The company’s primary business is the tracking and recovery of vehicles for which it charges subscription fees. The number of subscribers increased by 21% to 666 422 across the 24 countries the company’s services are offered in. The growth was spread geographically, with increases registered in South Africa (+19%), Europe (+24%) and Asia-Pacific (+122%). The only blot was in the rest of Africa, which saw subscriber numbers stay constant but revenue fall.
This saw subscriber revenue jump by 19% versus the same period in 2016, and contributed to the 14% increase in total revenue of R629 million. What was particularly impressive was the company’s ability to increase margins. The company’s Ebitda margin (earnings before interest tax depreciation and amortisation) rose faster than revenue, advancing 26% to R297 million, and increased in absolute terms from the same time last year, moving from 43% to an eye popping 47% during the current period.
This in turn allowed headline earnings per share (Heps) to increase by 20% to 46 cents. Cartrack declared an interim dividend of 18 cents per share.
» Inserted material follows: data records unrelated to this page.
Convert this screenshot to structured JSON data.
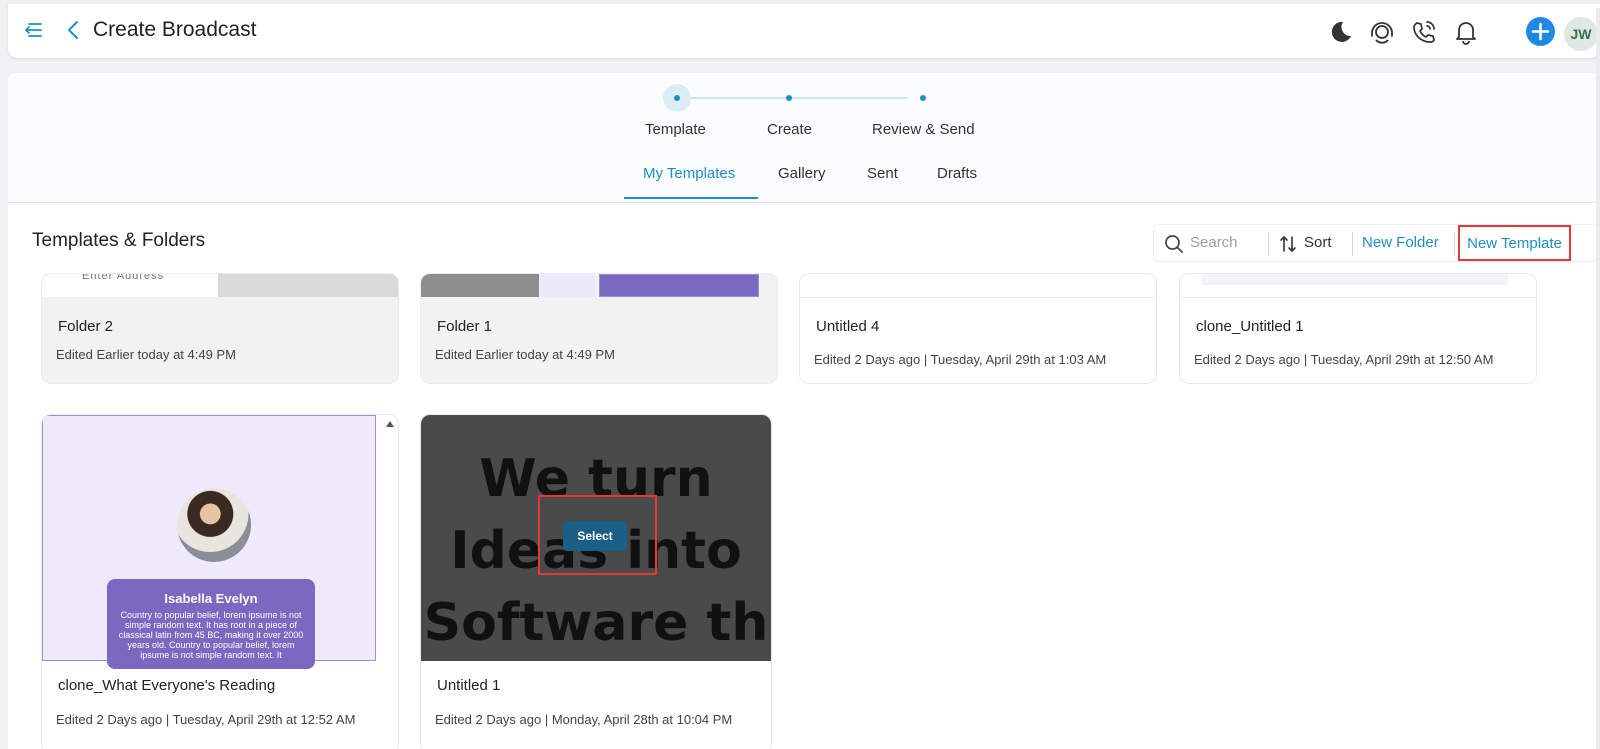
{
  "header": {
    "title": "Create Broadcast",
    "avatar_initials": "JW"
  },
  "stepper": {
    "steps": [
      {
        "label": "Template"
      },
      {
        "label": "Create"
      },
      {
        "label": "Review & Send"
      }
    ],
    "active_step": "Template"
  },
  "tabs": {
    "items": [
      {
        "label": "My Templates"
      },
      {
        "label": "Gallery"
      },
      {
        "label": "Sent"
      },
      {
        "label": "Drafts"
      }
    ],
    "active_tab": "My Templates"
  },
  "section": {
    "title": "Templates & Folders"
  },
  "toolbar": {
    "search_placeholder": "Search",
    "sort_label": "Sort",
    "new_folder_label": "New Folder",
    "new_template_label": "New Template"
  },
  "cards": {
    "row1": [
      {
        "name": "Folder 2",
        "meta": "Edited Earlier today at 4:49 PM",
        "thumb_text": "Enter Address"
      },
      {
        "name": "Folder 1",
        "meta": "Edited Earlier today at 4:49 PM"
      },
      {
        "name": "Untitled 4",
        "meta": "Edited 2 Days ago | Tuesday, April 29th at 1:03 AM"
      },
      {
        "name": "clone_Untitled 1",
        "meta": "Edited 2 Days ago | Tuesday, April 29th at 12:50 AM"
      }
    ],
    "row2": [
      {
        "name": "clone_What Everyone's Reading",
        "meta": "Edited 2 Days ago | Tuesday, April 29th at 12:52 AM",
        "profile_name": "Isabella Evelyn",
        "profile_text": "Country to popular belief, lorem ipsume is not simple random text. It has root in a piece of classical latin from 45 BC, making it over 2000 years old. Country to popular belief, lorem ipsume is not simple random text. It"
      },
      {
        "name": "Untitled 1",
        "meta": "Edited 2 Days ago | Monday, April 28th at 10:04 PM",
        "thumb_text": "We turn Ideas into Software th",
        "select_label": "Select"
      }
    ]
  },
  "colors": {
    "accent": "#1e8fc6",
    "highlight": "#e53935",
    "profile_card": "#7a68c1",
    "select_button": "#1b5f86"
  },
  "icons": [
    "menu-icon",
    "chevron-left-icon",
    "moon-icon",
    "support-agent-icon",
    "phone-call-icon",
    "bell-icon",
    "plus-icon",
    "search-icon",
    "sort-icon"
  ]
}
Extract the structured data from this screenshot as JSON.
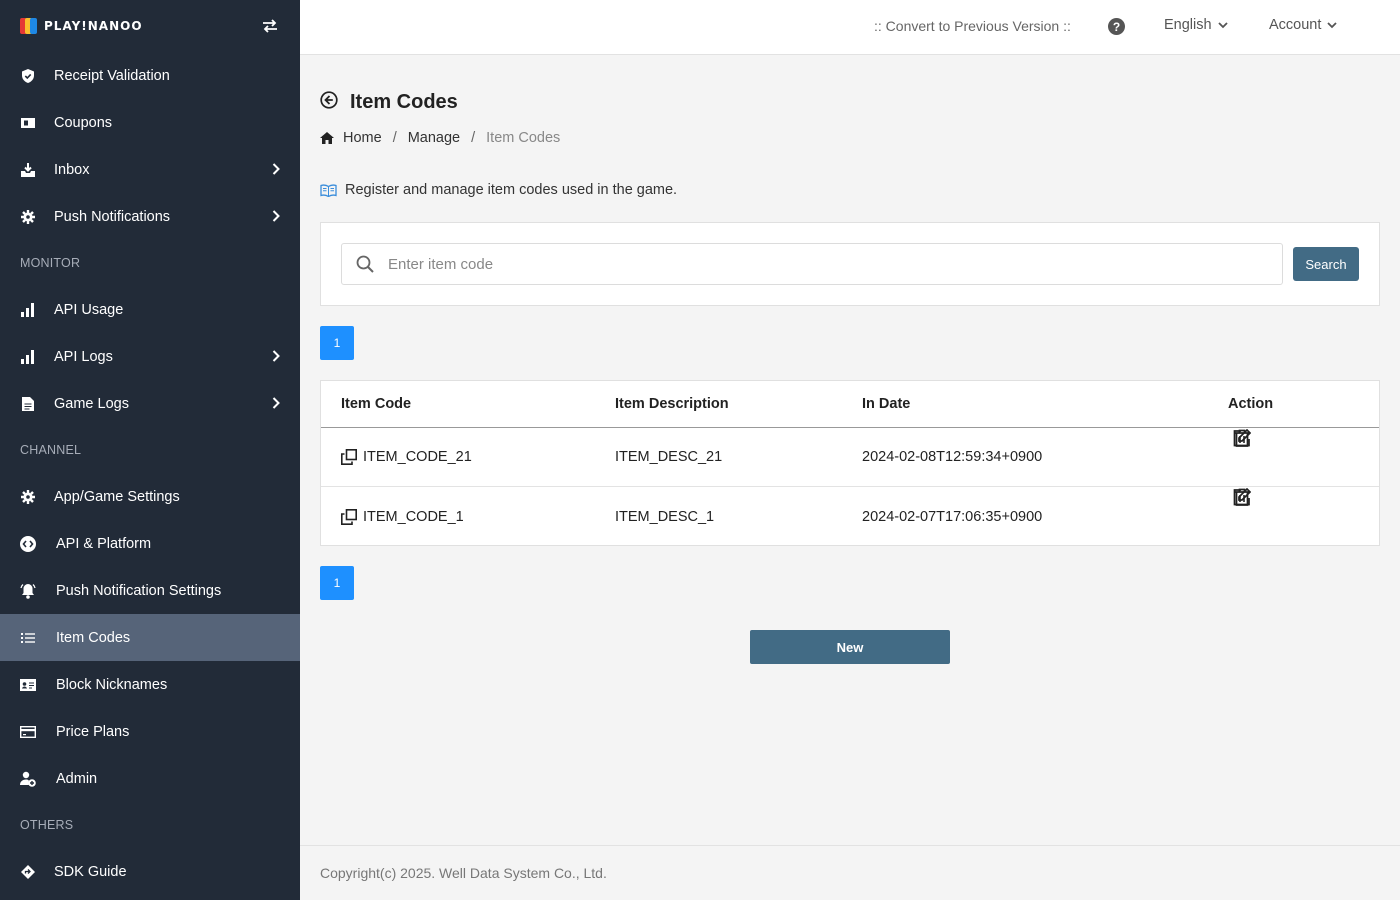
{
  "brand": {
    "name": "PLAY!NANOO",
    "logo_colors": [
      "#e53935",
      "#1e88e5",
      "#fbc02d"
    ]
  },
  "sidebar": {
    "items": [
      {
        "label": "Receipt Validation",
        "icon": "shield-check-icon"
      },
      {
        "label": "Coupons",
        "icon": "ticket-icon"
      },
      {
        "label": "Inbox",
        "icon": "inbox-download-icon",
        "has_children": true
      },
      {
        "label": "Push Notifications",
        "icon": "gear-icon",
        "has_children": true
      }
    ],
    "section_monitor": "MONITOR",
    "monitor_items": [
      {
        "label": "API Usage",
        "icon": "bar-chart-icon"
      },
      {
        "label": "API Logs",
        "icon": "bar-chart-icon",
        "has_children": true
      },
      {
        "label": "Game Logs",
        "icon": "document-icon",
        "has_children": true
      }
    ],
    "section_channel": "CHANNEL",
    "channel_items": [
      {
        "label": "App/Game Settings",
        "icon": "gear-icon"
      },
      {
        "label": "API & Platform",
        "icon": "code-circle-icon"
      },
      {
        "label": "Push Notification Settings",
        "icon": "bell-ring-icon"
      },
      {
        "label": "Item Codes",
        "icon": "list-icon",
        "active": true
      },
      {
        "label": "Block Nicknames",
        "icon": "id-card-icon"
      },
      {
        "label": "Price Plans",
        "icon": "credit-card-icon"
      },
      {
        "label": "Admin",
        "icon": "user-plus-icon"
      }
    ],
    "section_others": "OTHERS",
    "others_items": [
      {
        "label": "SDK Guide",
        "icon": "diamond-arrow-icon"
      }
    ],
    "active_color": "#566479"
  },
  "header": {
    "convert_label": ":: Convert to Previous Version ::",
    "help_label": "?",
    "language": "English",
    "account": "Account"
  },
  "page": {
    "title": "Item Codes",
    "breadcrumb": [
      "Home",
      "Manage",
      "Item Codes"
    ],
    "breadcrumb_sep": "/",
    "description": "Register and manage item codes used in the game."
  },
  "search": {
    "placeholder": "Enter item code",
    "value": "",
    "button_label": "Search"
  },
  "pagination": {
    "current_page": "1"
  },
  "table": {
    "columns": [
      "Item Code",
      "Item Description",
      "In Date",
      "Action"
    ],
    "rows": [
      {
        "code": "ITEM_CODE_21",
        "description": "ITEM_DESC_21",
        "in_date": "2024-02-08T12:59:34+0900"
      },
      {
        "code": "ITEM_CODE_1",
        "description": "ITEM_DESC_1",
        "in_date": "2024-02-07T17:06:35+0900"
      }
    ]
  },
  "new_button_label": "New",
  "footer": {
    "copyright": "Copyright(c) 2025. Well Data System Co., Ltd."
  },
  "colors": {
    "sidebar_bg": "#222b38",
    "primary_button": "#426b85",
    "pagination": "#1e90ff"
  }
}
It seems the market had anticipated impressive numbers out of the company as the share price quickly bumped its way up to R15 a share in response to the results before settling on R14.47, nearly 2% higher than the previous day.
At the current valuation, a doubling of the company’s half year earnings would place it on a price-earnings ratio of a fairly moderate 15.7 times. This hardly looks expensive for a company that has grown subscribers and revenue at a compound rate of 20% over the last five years, and which presents investors with increasing margins.
The other power in Cartrack’s investment proposition is the highly cash generative nature of its business. 88% of its total revenue is annuity income as a result of the large subscriber base. And of the revenue generated, 91% results in operating cash flow (and dividends).
Wayne McCurrie, a senior portfolio manager at Ashburton Investments, thinks the company has probably not been fully recognised for its growth. “I don’t think so [the growth being reflected in the share price] it is very good growth and they have actually been on a strong growth trajectory for a long time now. Look, it’s still a relatively small company with small tradeability, but I think a lot more people are going to start looking at it post this result because earnings on a normalised basis were up 20%, but the growth in their subscription base, which obviously pays off in the next year, was phenomenal quite frankly.”